Status: 01/26/2022 12:58 p.m
Before the Holocaust Memorial Day, the Central Council of Jews is pushing for unabated legal prosecution of Nazi crimes. At the same time, he complains about a “frightening level of anti-Semitism” and calls for concrete action to be taken against it.
On Thursday, the liberation of surviving prisoners in Auschwitz and the Nazi victims will be remembered internationally. One day before Holocaust Remembrance Day, the Central Council of Jews called for the legal investigation of Nazi crimes to continue. Even after a long time, such court hearings are not only important for the victims and their descendants, said Central Council President Josef Schuster of the “Neue Osnabrücker Zeitung”.
“Processes like this show our society what people are capable of. They show where hate speech against minorities can lead.”
Josef Schuster, President of the Central Council of Jews, Schuster, warns that the legal investigation of the Nazi crimes should be pushed further.
“Frightening levels of anti-Semitism”
In a published statement, the Central Council also called for resolute action to be taken against Jew hatred. 77 years after the end of the Shoah, “an alarming level of anti-Semitism” can be observed in Germany, the association said.
“Much more effort and a self-critical examination of one’s own attitude” are needed in the judiciary, in universities and schools, in culture as well as in the police and armed forces.
In its Berlin statement, the Central Council called for the Democracy Promotion Act to be introduced quickly in order to strengthen commitment against anti-Semitism. In addition, officers against Jew hatred should be appointed to the public prosecutor’s offices in all federal states. Federal states and universities would have to implement an amended judges’ law that provides for compulsory courses on Nazi injustice in legal training. Teacher training must also be reformed accordingly. A stronger fight against Israel-related anti-Semitism is also necessary.
Minister of State for Culture Claudia Roth (Greens) announced that she would further develop the federal memorial site concept and strengthen educational work. And: “An important task will be to keep the memory of the crimes in Europe alive, to make them more visible throughout Europe and to anchor them in the collective memory.”
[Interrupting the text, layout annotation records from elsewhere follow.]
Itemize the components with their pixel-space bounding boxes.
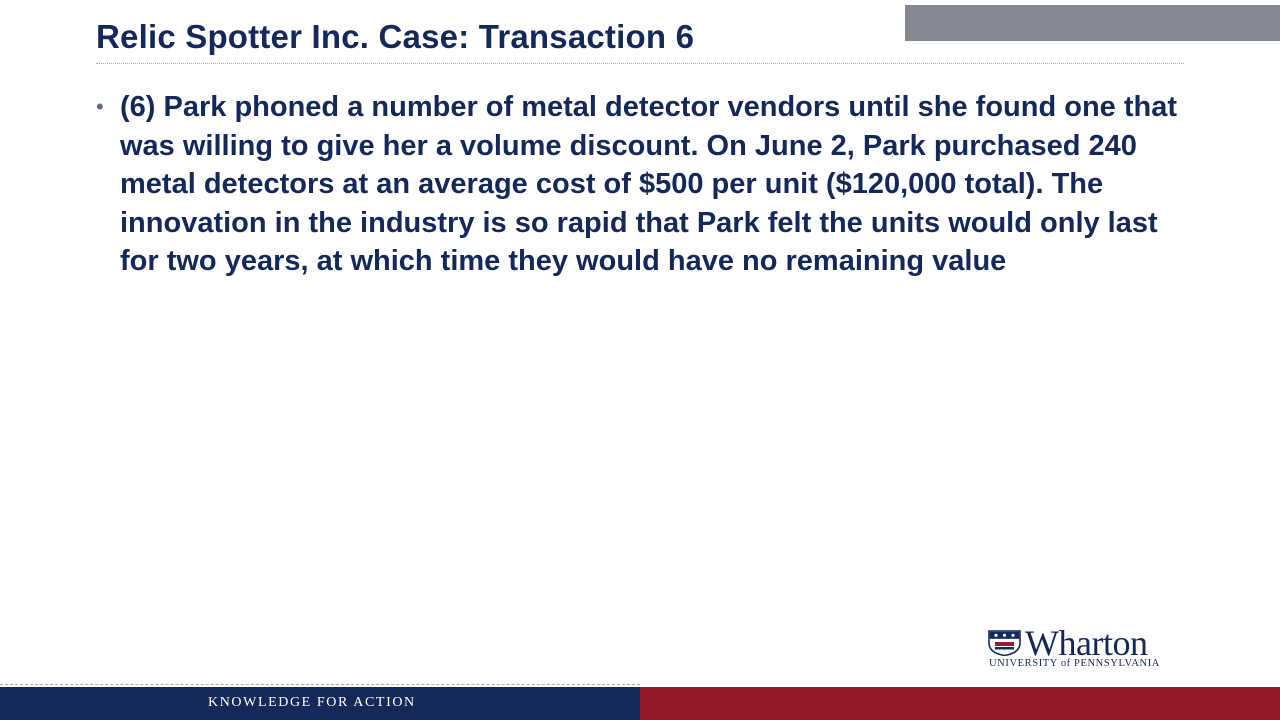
footer-red-band xyxy=(640,687,1280,720)
bullet-text: (6) Park phoned a number of metal detect… xyxy=(120,91,1177,277)
footer-navy-band: KNOWLEDGE FOR ACTION xyxy=(0,687,640,720)
shield-crest-icon xyxy=(988,630,1021,656)
logo-wordmark: Wharton xyxy=(1025,623,1148,663)
wharton-logo: Wharton UNIVERSITY of PENNSYLVANIA xyxy=(988,623,1193,672)
logo-subtitle: UNIVERSITY of PENNSYLVANIA xyxy=(989,658,1160,669)
slide-title: Relic Spotter Inc. Case: Transaction 6 xyxy=(96,18,695,55)
footer-divider xyxy=(0,684,640,685)
footer-tagline: KNOWLEDGE FOR ACTION xyxy=(208,695,416,710)
bullet-marker: • xyxy=(96,94,104,119)
bullet-item: • (6) Park phoned a number of metal dete… xyxy=(96,88,1196,281)
header-accent-bar xyxy=(905,5,1280,41)
title-divider xyxy=(96,63,1184,64)
bullet-list: • (6) Park phoned a number of metal dete… xyxy=(96,88,1196,281)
Steinmeier’s visit to the Sachsenhausen concentration camp memorial
On the day before the commemoration, Federal President Frank-Walter Steinmeier visited the Sachsenhausen concentration camp memorial in Brandenburg and laid a wreath for the victims of National Socialism. He was accompanied, among others, by Brandenburg’s Prime Minister Dietmar Woidke.
Between 1936 and 1945, more than 200,000 people were imprisoned in the Sachsenhausen concentration camp, including political opponents of the Nazi regime, Jews, Sinti and Roma, homosexuals, prisoners of war and other Nazi victims. Tens of thousands of them were murdered in the concentration camp or died in other ways. From August 1945 to 1950, the site was used by the Soviet Military Administration (SMAD) as a so-called “special camp”.
On January 27, 1945, the Nazi death camp at Auschwitz was liberated by the Red Army. In 1996, January 27 was declared a national day of remembrance in Germany. January 27 has also been International Holocaust Remembrance Day since 2005.
Pope: Must never forget
Pope Francis also made a statement in the run-up to the Holocaust Remembrance Day and warned: This murder must never be forgotten and this “incredible cruelty” must never be repeated. At the general audience in the Vatican, the 85-year-old called on everyone, especially teachers and families, to tell future generations about these horrors. “So that a future can be built in which human dignity is no longer trampled underfoot,” said Francis.
“Stand up against hatred and fanaticism”
UN Secretary-General António Guterres warned in a service at the Park East Synagogue in New York on the occasion of Holocaust Remembrance Day that people around the world “must stand up against hate and bigotry everywhere”.
He was shocked to learn recently that just under half of the world’s adults had heard of the Shoah. The lack of knowledge among the younger generation “is even worse,” Guterres said at the event. “Our response to ignorance must be education. Governments everywhere have a responsibility to teach about the horrors of the Holocaust.”
Hour of remembrance in the Bundestag and EU Parliament
On the occasion of Holocaust Remembrance Day, a memorial service for the victims of National Socialism is traditionally held in the Bundestag in Berlin on Thursday. This year, Holocaust survivor Inge Auerbacher will hold the central speech. According to the Bundestag administration, Israel’s parliament speaker Mickey Levy will also speak at the event. A survivor also spoke in front of the EU Parliament on Thursday: Margot Friedländer, who recently turned 100 years old.
On that day, more than 100 memorial sites in Germany want to draw attention to their work with a special campaign. Under the motto #LightsAgainstDarkness, numerous local sites of remembrance will be illuminated after dark.